Every two years, I am allowed to keep up with the exponential progression of technology by upgrading my cell phone. Which is nice, seeing as how the most cutting edge of cell phones goes completely archaic 5 minutes after you get it home.
Today, I went to my local cell phone provider store because A) they have a new location next to the Starbucks by my house and B) I qualify for an upgrade. Yippee! I get to get a new phone!
What I really want is an iPhone. I love them. Like 5 to 8 year old boys love a Nintendo DS, so do I love the iPhone. I am an Apple marketer's dream. But alas, that phone is sold exclusively by AT&T. And when I priced the cost of switching over to said provider and phone and the plans you'd need in order to have it do all the cool and nifty things you want it to do? Twarn't worth it. I will stick with my iPod Touch.
I pondered the Samsung version of a touch phone. It was nifty. But had the same problem. To have it do all the nifty things you want a web enabled phone to do, you have to pay too much. And it just felt like a cheap immitation of the iPhone. If I get a touch phone, it will be an iPhone. Some day, my sweet iPhone. Some day.
I pondered all the other phones. I made the poor guy pull about 6 different phones out of boxes so I could actually heft them, feel the weight, check the size compared to my pockets, etc. If anyone is looking for some good "open box" deals in my area, let me know and I'll give you the address of the store.
I went with the Blackberry Curve (a red one - this photo is all I could find that matched my newer model). It's a cute phone. It's very functional. It has a full QWERTY keypad (ie - you don't have to press one button three times just to get to the 3rd letter on that key). It can handle web and email if you want but you don't HAVE to buy the plan for those features like the other touch phones. It comes in red. Very important. I'm pretty sure all phone designers have understood that you MUST offer phones in a minimum spectrum of black, red and pink. I am girly enough to wear pink Converse but NOT to have a pink cell phone.
I bought the upgrade, got the info on the $100 mail-in rebate, switched to a new number (goodbye old 617 Boston area code), transferred over my whole contact list and headed home.

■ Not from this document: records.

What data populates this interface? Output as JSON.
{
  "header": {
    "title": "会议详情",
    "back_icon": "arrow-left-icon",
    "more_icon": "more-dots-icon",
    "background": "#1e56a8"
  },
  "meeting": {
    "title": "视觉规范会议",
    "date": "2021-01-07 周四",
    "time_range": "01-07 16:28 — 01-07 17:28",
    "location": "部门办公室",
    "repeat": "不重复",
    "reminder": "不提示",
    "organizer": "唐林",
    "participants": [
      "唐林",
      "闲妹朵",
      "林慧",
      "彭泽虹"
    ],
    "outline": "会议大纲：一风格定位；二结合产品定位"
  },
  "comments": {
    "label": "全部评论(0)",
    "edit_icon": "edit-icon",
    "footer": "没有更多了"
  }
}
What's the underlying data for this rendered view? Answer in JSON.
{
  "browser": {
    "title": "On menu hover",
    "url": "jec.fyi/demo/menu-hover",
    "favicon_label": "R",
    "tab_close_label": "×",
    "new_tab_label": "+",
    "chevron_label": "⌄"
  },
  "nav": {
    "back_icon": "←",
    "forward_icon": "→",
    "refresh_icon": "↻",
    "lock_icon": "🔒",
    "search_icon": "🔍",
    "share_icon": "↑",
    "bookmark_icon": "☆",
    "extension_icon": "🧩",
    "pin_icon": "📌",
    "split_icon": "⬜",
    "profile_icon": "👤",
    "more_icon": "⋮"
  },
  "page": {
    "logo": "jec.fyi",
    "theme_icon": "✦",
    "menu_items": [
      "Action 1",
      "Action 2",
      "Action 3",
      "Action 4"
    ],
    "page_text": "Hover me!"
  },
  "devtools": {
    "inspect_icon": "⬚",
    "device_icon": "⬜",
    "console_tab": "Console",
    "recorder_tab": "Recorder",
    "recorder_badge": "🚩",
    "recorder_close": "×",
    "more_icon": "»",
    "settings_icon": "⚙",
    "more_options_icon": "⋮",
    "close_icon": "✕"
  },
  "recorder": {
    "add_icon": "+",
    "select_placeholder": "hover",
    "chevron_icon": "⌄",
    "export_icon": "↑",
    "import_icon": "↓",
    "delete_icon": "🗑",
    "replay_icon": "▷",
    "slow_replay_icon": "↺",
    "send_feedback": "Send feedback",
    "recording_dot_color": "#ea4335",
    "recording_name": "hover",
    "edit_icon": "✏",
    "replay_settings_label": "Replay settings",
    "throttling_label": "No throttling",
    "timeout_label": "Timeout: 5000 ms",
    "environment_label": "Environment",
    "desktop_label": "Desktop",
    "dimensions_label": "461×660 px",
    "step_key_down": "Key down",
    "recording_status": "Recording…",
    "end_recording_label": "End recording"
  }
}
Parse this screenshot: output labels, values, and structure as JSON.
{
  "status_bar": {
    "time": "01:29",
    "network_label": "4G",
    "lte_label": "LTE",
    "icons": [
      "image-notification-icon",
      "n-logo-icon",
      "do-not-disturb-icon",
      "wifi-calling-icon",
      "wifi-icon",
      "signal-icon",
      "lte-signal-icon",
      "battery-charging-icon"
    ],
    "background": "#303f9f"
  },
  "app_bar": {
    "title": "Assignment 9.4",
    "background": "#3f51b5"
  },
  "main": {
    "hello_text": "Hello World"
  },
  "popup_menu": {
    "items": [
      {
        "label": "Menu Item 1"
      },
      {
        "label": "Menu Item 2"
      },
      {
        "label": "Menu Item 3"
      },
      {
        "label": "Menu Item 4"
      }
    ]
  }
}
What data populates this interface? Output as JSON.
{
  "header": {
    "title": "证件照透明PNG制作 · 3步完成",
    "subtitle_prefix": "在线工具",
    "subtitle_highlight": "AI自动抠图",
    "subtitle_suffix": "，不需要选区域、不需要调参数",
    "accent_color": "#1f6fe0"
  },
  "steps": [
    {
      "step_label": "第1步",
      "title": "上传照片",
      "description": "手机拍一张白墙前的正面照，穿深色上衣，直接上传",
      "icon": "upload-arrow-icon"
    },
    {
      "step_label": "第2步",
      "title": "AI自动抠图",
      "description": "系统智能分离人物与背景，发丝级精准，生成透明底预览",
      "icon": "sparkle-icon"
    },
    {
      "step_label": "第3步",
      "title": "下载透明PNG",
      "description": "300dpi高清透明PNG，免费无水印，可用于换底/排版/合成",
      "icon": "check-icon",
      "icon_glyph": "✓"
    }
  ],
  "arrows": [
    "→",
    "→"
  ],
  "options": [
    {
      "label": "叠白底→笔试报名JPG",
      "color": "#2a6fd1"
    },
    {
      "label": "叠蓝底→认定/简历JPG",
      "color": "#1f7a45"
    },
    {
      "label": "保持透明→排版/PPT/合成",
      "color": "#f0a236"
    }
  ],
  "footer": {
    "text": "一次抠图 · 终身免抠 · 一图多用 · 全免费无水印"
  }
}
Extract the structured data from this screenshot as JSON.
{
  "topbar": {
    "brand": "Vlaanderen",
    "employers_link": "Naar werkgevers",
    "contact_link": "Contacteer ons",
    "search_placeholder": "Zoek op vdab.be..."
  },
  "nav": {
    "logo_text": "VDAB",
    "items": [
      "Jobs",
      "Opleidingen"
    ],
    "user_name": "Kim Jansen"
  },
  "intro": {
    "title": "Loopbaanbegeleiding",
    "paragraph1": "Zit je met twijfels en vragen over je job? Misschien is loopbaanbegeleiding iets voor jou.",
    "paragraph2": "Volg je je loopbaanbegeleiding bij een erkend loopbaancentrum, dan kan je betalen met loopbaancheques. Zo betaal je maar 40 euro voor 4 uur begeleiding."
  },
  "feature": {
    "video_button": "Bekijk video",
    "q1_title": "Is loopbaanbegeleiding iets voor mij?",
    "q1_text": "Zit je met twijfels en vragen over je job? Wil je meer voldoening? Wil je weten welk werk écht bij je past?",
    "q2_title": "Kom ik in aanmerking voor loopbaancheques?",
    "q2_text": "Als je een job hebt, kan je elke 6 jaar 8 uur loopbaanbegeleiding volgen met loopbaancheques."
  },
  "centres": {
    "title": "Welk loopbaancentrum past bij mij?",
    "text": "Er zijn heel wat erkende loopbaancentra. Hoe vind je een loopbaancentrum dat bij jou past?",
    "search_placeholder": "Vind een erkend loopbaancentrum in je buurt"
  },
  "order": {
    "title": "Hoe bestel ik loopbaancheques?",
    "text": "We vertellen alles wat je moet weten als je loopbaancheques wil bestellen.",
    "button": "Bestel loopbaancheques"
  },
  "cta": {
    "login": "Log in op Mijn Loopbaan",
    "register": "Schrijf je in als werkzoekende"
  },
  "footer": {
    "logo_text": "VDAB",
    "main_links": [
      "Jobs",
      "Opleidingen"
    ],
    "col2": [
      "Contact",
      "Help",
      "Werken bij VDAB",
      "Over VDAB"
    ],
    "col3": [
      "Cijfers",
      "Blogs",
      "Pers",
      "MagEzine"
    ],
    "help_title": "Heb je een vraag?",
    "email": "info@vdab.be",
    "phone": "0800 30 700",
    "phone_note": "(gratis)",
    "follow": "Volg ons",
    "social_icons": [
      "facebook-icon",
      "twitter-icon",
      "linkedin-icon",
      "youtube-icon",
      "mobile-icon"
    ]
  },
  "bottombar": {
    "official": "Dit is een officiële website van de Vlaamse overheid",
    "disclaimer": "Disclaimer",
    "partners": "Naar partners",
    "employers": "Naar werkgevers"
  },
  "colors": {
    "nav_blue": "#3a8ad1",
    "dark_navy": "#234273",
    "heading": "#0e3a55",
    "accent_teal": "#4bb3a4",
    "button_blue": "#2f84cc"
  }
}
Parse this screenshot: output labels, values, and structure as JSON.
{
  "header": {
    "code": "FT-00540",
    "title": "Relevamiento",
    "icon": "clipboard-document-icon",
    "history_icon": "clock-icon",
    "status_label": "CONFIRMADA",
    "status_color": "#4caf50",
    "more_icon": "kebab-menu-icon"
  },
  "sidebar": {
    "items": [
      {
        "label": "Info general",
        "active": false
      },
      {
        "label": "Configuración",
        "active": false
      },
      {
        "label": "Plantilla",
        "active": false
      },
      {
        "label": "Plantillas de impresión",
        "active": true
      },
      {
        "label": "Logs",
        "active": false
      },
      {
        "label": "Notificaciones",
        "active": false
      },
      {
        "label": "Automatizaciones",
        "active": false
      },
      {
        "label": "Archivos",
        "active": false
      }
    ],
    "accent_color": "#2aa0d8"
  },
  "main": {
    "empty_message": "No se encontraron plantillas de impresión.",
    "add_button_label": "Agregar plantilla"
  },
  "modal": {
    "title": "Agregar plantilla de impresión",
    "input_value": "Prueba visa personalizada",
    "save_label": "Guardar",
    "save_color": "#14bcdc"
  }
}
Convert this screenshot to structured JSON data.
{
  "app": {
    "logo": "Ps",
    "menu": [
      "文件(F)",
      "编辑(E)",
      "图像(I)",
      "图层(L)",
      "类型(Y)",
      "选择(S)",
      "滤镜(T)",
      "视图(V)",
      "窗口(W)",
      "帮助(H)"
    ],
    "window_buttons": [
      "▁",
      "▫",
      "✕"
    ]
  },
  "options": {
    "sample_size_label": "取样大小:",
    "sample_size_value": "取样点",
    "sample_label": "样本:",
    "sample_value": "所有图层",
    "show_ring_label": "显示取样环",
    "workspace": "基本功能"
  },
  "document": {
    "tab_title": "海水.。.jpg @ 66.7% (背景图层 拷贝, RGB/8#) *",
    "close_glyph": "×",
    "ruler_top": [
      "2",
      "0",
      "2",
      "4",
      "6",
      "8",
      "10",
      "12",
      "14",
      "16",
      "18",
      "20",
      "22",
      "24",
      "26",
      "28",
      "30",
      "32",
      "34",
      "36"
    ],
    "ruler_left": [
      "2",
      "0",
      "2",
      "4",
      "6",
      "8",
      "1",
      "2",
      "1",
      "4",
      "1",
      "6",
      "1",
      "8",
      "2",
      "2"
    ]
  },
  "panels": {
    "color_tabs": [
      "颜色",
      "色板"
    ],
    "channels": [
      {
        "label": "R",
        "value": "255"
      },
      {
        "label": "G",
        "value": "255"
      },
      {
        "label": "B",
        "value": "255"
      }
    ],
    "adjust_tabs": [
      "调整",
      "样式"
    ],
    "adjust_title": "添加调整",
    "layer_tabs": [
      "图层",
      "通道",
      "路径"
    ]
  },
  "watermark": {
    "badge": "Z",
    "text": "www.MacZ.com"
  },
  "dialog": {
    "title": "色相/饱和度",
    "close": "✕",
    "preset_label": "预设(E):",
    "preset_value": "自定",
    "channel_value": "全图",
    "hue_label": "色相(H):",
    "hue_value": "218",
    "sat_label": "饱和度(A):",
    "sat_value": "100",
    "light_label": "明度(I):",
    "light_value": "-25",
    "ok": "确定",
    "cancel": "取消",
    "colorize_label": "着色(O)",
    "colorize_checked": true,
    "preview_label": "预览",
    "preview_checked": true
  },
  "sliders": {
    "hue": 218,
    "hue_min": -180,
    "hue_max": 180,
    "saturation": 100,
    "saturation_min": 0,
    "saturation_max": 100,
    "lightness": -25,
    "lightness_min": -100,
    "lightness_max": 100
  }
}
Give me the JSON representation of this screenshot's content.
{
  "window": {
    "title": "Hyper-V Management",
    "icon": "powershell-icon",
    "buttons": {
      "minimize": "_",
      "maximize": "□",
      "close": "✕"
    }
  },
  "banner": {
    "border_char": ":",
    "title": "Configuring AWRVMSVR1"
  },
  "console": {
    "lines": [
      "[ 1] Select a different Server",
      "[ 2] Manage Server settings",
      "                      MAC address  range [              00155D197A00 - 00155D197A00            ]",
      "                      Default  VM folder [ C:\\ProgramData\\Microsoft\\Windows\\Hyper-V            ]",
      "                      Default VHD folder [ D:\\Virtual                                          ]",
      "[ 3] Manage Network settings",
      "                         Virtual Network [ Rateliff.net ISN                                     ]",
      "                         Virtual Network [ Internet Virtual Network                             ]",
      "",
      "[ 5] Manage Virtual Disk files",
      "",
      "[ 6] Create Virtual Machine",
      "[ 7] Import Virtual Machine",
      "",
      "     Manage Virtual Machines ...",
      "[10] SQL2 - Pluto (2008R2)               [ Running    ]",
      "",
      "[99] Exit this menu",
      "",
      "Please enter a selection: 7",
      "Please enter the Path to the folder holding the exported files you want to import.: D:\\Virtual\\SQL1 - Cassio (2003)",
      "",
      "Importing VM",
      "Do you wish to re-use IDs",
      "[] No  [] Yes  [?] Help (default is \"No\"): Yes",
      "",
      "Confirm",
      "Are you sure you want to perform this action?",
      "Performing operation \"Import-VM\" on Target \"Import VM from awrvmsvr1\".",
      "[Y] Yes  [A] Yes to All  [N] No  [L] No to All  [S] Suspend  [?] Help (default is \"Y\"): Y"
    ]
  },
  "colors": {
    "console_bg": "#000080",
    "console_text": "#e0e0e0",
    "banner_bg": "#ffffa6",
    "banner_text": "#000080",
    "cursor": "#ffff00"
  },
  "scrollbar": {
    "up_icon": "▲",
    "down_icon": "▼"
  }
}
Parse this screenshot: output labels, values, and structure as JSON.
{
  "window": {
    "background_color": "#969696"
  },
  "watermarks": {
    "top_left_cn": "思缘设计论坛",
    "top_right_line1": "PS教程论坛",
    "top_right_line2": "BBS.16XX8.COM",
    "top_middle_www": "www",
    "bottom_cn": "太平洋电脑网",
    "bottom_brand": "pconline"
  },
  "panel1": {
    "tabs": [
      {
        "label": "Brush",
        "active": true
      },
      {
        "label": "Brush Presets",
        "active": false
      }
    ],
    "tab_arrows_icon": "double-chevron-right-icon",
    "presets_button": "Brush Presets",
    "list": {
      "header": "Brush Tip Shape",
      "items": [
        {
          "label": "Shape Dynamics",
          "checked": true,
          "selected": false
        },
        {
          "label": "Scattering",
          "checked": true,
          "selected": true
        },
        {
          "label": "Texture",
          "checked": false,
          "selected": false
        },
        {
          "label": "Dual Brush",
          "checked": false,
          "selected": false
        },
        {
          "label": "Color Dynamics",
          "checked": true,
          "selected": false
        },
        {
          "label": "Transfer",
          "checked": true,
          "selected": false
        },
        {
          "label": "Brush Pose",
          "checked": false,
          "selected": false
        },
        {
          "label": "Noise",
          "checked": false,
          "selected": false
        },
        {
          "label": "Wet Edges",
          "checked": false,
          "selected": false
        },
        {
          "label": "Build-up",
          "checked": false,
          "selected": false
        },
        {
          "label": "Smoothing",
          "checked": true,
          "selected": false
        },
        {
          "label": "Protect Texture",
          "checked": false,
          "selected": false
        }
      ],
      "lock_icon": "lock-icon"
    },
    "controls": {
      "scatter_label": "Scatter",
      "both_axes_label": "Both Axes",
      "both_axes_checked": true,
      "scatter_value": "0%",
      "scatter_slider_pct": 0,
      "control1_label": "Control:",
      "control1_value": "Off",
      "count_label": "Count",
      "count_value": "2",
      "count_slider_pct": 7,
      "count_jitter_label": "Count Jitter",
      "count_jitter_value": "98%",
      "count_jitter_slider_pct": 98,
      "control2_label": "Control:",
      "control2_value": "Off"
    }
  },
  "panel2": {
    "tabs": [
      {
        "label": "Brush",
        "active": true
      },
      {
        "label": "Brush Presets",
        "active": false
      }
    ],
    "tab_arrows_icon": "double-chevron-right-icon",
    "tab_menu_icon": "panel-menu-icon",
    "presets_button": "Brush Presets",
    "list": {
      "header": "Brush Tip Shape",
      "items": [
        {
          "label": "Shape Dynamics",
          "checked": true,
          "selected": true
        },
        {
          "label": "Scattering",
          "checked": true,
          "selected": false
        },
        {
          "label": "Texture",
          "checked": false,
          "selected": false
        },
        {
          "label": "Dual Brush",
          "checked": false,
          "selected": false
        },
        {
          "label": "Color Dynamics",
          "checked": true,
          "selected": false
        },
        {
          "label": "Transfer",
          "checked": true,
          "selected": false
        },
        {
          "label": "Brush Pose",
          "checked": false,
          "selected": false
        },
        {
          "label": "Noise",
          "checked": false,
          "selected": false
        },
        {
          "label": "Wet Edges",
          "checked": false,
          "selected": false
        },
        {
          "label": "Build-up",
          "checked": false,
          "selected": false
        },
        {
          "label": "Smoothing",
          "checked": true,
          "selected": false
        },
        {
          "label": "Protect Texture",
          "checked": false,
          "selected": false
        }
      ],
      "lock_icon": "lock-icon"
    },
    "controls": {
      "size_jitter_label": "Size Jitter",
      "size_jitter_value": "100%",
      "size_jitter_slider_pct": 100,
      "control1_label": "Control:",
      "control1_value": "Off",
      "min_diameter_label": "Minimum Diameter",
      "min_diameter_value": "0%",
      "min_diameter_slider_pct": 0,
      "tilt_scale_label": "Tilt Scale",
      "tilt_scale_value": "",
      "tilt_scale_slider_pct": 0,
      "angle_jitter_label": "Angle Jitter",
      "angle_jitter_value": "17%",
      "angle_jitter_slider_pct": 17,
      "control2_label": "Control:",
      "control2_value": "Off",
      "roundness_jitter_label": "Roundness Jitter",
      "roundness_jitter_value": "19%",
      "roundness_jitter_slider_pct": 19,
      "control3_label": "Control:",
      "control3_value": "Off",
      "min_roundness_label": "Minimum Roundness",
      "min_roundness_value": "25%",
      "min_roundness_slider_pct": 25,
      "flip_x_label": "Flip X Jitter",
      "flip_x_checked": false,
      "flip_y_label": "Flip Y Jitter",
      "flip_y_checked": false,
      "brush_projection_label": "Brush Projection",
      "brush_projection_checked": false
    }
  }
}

I called a few people so they'd have my new number. I emailed everyone on my email list to give them my new number. I put the kids to bed and then sat down with my new phone and the instruction manual.
Now, maybe it's just me, but I'm thinking that if an instruction manual says, "From the home menu, select option A", there should probably be an option A on the home menu. Now granted, I did not graduate from college. And I've only been writing instructional and technical documentation for a good 13 years. But I feel pretty confident that the instruction manual that comes with a phone should actually represent what a consumer might actually FIND in the phone.
So while I've been able to change the display font to all sorts of silly and unreadable fonts and have called a bazillion people in my contact list, I still cannot get the web browser to work, nor have I been able to set up the email capabilities. I also have not found about 6 of the menu items the instruction manual insists I should find in the home menu.
I have 30 days in which to try out my new phone that is - I was told - the top selling phone in America. Even topping the iPhone. I am convinced I will love it. Because my church bass player likes his. And I trust him because he's a total technerdian like myself. But better. And more smarter.
Tomorrow, I plan to make the guy at the wireless store earn his day's wages. I will go back in with my lovely 30 day trial period phone. I will bring the oh so informational instruction manual. And I will ask him to show me where these elusive menu options are. And to show me how to set up the features I paid extra for. And when he shows me all sorts of steps that aren't in the manual, I will then ask him to please inform the Blackberry technical writing staff (which is, no doubt, NOT housed anywhere in America these days) that they kinda missed some vital info and to please stop half-assing it and write a manual that represents what their product actually DOES. OR...when he shows me that I totally didn't read something that is really obvious, I will come back and post a big ol' "DOH!" post telling you all how stupid I am. But I'm kinda thinking it will be the former.